Während der EGMR bisher von Fragen der Durchführung seiner Urteile weitestgehend unberührt blieb, indem dieser Bereich stets einem politischen Organ des Europarates überantwortet war, werden nun in engem Ausmaß der judizielle und der diplomatische Bereich des Kontrollsystems der EMRK miteinander verknüpft. Da beide neuen Instrumente aber an einen mit Zweidrittelmehrheit der zur Teilnahme an den Sitzungen des Ministerkomitees Berechtigten gefassten Beschluss des Ministerkomitee gebunden sind, kann davon ausgegangen werden, dass sie bloß ausnahmsweise zur Anwendung gelangen werden und der EGMR nicht Gefahr läuft, von derartigen Anträgen über Gebühr beansprucht zu werden. Die Bedeutung dieser Instrumente dürfte eher präventiver Natur sein, da sie es dem Ministerkomitee erlauben, politischen Druck künftig in besser dosierter Weise als bisher auszuüben, zumal das bisher dem Ministerkomitee zur Verfügung stehende Instrumentarium bloß erlaubte, Resolutionen zu verabschieden oder aber den Entzug von Stimmrechten im Ministerkomitee oder überhaupt den Ausschluss aus dem Europarat auszusprechen.

Zu Art. 17 (Art 59 EMRK):

Art. 59 sah den Beitritt zur EMRK bislang bloß für Mitglieder des Europarates vor. Das 14. ZPEMRK öffnet nun die EMRK prinzipiell auch der Europäischen Union und setzt damit einen rechtspolitisch überaus bedeutsamen ersten Schritt. Ein allfälliger Beitritt der Europäischen Union (siehe dazu Art. I-9 des EU-Verfassungsvertrages sowie Protokoll 32 zum Verfassungsvertrag) bedarf aber jedenfalls noch weiterer Anpassungen der EMRK, sobald das Ergebnis von Verhandlungen über nähere Details eines Beitritts vorliegt. Art. 59 Abs. 2 ist vom Bestreben getragen, solchen Verhandlungen nicht vorzugreifen.

Zu Art. 18f und 22 (Schluss- und Übergangsbestimmungen):

Diese Bestimmungen entsprechen den Muster-Schlussklauseln des Europarates. Die Natur des 14. ZPEMRK schließt Vorbehalte gänzlich aus, sodass keine Bestimmung über die Erklärung von Vorbehalten aufgenommen wurde.

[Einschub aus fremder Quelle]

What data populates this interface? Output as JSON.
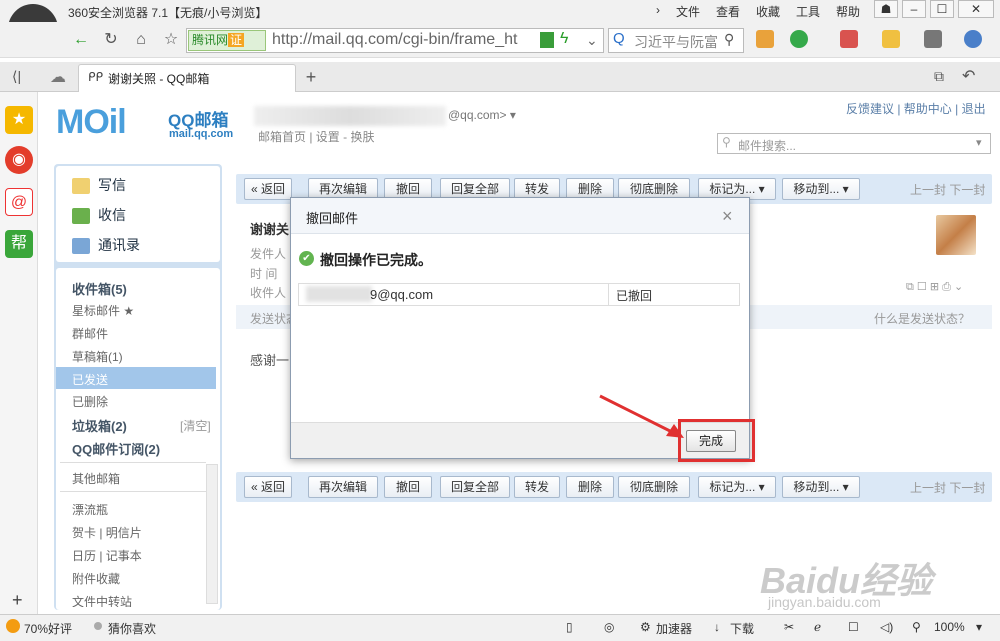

Das In-Kraft-Treten des 14. ZPEMRK ist an die Ratifikation durch alle Vertragsstaaten der EMRK geknüpft. Um eine rasche Umsetzung der Reformmaßnahmen herbei zu führen, wurde eine Frist von drei Monaten nach Überreichung der letzten Ratifikation bestimmt. Demgegenüber war für das 11. ZPEMRK eine Frist von einem Jahr vorgesehen.

Zu Art. 20f (Schluss- und Übergangsbestimmungen):

Das 14. ZPEMRK soll bereits auf alle bei In-Kraft-Treten des 14. ZPEMRK beim EGMR und dem Ministerkomitee anhängigen Verfahren Anwendung finden. Lediglich für den neuen Unzulässigkeitstatbestand des Art. 35 Abs. 3 lit. b sind Ausnahmen vorgesehen: Zum einen ist er auf Beschwerden, die schon vor dem In-Kraft-Treten des Protokolls für zulässig erklärt worden sind, aus Gründen der Rechtssicherheit nicht anzuwenden. Da sich außerdem zu seiner Auslegung erst eine Rechtsprechung bilden muss, ist es zum andern nur konsequent, dass er in den ersten beiden Jahren bloß von den Kammern und der Großen Kammer, nicht hingegen von Einzelrichtern angewendet werden darf.

Art. 21 trifft die im Hinblick auf die Verlängerung der Amtszeit der Richter gemäß Art. 23 EMRK nF erforderliche Übergangsregelung. Sie stellt eine sukzessive Erneuerung des EGMR und damit seine Kontinuität sicher.